Customer-specific APIs for internal microservices
Having direct integration between a single provider and consumer, we don’t want to spend a lot of time transmitting a lot of metadata over the wire, like a REST API does.
With high message rate and message performance, gRPC and Twirp are strong cases for microservices.
Using HTTP 2 under the hood, gRPC is able to optimize the network layer and make it very efficient with sending tons of messages per day between different services.
However, if you’re not aiming at high network performance, but rather at a stable API contact between teams publishing highly distinctive microservices, REST will ensure that.
3. GraphQL
Pros
Typed schema
GraphQL publishes in advance what it can do, which improves its discoverability. By pointing a client at the GraphQL API, we can find out what queries are available.
Fits graph-like data very well
Data that goes far into linked relations but not good for flat data.
No versioning
The best practice with versioning is not to version the API at all.

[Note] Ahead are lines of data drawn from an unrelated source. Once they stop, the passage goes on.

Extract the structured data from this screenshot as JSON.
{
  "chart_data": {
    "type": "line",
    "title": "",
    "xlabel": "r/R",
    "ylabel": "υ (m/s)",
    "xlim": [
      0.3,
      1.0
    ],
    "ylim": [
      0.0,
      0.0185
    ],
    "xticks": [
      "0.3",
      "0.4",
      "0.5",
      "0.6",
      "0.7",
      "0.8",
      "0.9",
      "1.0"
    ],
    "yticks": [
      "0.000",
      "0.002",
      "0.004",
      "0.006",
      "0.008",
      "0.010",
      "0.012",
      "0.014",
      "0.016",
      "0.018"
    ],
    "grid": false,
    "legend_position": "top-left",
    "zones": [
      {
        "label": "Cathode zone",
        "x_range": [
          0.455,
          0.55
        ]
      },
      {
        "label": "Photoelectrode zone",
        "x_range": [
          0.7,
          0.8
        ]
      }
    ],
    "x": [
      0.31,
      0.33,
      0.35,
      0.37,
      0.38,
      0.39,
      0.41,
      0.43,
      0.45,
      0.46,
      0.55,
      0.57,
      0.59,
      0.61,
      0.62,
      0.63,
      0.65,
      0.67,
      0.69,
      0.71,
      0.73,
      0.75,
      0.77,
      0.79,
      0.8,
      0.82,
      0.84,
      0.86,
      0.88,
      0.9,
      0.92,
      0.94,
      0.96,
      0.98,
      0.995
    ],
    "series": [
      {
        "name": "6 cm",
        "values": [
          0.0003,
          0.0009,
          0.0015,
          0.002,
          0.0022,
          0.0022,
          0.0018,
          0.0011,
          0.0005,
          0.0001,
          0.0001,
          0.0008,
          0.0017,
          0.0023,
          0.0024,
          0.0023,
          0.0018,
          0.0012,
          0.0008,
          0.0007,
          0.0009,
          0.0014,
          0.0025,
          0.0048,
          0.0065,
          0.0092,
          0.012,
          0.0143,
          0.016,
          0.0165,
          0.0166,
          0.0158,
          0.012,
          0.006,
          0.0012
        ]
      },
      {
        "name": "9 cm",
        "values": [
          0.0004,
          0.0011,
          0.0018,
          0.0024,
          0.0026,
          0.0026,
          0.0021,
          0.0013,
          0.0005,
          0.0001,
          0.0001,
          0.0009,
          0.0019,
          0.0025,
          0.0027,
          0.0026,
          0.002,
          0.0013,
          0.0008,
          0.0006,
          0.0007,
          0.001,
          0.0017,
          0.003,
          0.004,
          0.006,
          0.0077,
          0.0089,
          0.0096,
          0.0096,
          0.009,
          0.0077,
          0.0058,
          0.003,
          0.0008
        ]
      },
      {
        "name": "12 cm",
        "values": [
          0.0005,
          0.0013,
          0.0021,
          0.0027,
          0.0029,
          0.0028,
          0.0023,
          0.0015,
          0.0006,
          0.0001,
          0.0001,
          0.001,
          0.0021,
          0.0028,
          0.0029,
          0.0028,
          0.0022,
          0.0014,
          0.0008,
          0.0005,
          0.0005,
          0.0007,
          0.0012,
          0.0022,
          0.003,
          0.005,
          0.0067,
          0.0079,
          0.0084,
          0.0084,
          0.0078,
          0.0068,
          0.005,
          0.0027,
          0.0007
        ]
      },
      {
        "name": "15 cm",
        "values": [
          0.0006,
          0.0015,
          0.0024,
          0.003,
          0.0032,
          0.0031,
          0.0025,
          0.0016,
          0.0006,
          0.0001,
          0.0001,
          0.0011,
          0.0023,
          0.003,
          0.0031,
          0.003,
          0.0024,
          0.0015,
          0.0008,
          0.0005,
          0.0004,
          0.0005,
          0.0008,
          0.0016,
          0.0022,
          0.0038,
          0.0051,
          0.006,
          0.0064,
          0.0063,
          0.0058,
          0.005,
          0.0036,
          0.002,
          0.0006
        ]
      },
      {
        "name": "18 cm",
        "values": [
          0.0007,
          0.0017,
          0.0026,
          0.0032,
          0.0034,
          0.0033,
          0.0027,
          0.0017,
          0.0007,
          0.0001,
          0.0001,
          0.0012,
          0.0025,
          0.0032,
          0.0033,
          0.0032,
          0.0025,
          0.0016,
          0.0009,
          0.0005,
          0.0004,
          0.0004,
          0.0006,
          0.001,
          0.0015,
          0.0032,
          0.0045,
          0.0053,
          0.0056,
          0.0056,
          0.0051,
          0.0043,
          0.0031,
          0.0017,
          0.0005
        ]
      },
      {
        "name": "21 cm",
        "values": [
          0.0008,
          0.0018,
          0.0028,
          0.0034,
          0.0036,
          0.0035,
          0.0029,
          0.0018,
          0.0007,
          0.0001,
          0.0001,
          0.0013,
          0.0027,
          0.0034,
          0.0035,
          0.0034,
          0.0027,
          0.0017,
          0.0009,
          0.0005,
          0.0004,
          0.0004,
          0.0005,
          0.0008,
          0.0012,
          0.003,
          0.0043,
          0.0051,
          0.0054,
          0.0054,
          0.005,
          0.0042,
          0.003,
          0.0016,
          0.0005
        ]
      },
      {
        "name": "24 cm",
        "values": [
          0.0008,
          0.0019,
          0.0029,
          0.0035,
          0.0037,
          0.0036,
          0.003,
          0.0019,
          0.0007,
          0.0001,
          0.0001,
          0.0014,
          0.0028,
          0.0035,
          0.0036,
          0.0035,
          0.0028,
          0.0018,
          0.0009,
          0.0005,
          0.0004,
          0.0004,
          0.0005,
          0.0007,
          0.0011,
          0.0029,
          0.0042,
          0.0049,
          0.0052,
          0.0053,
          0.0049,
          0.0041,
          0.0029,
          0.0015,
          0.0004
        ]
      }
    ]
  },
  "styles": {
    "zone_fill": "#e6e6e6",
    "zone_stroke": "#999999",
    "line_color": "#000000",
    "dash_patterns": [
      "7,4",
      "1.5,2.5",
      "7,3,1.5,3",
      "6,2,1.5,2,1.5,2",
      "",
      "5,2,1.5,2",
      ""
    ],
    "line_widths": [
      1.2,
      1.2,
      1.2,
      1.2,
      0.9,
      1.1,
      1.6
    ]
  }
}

While REST offers multiple API versions, GraphQL uses a single, evolving version that gives continuous access to new features and contributes to cleaner, more maintainable server code.
Flexible permissions
GraphQL allows for selectively exposing certain functions while preserving private information. Meanwhile, REST architecture doesn’t reveal data in portions. It’s either all or nothing.
Cons
Performance issues
GraphQL trades off complexity for its power. Having too many nested fields in one request can lead to system overload.
For complex queries, a REST API might be easier to design because you can establish multiple endpoints for specific needs, and you can fine-tune specific queries to retrieve the data in an efficient way.
This might be a bit controversial because multiple network calls can still take a lot of time. But, if you’re not careful, a few big queries can bring your server down dramatically. In that sense, GraphQL’s greatest strength can also be its greatest weakness.
In a GraphQL API, tools like Dataloader allow you to batch and cache database calls. But, in some cases, even this isn’t enough, and the only solution is to block queries by calculating a maximum execution cost or query depth. Any of these solutions will depend on the library you’re using.
Caching complexity
As GraphQL isn’t reusing HTTP caching semantics, it requires a custom caching effort.
Use Case
Data fetching control
GraphQL was designed to allow the client to ask for only the data it needs. While the server might be able to deliver more data to the client for a single request, it would only send the data requested by the client.
If you want the client to control the type and amount of data it needs, GraphQL would be ideal for your project.
Complex systems and microservices
GraphQL is able to hide the complexity of multiple systems integration behind its API. Aggregating data from multiple places, it merges them into one global schema.
This is particularly relevant for legacy infrastructures or third-party APIs that have expanded over time.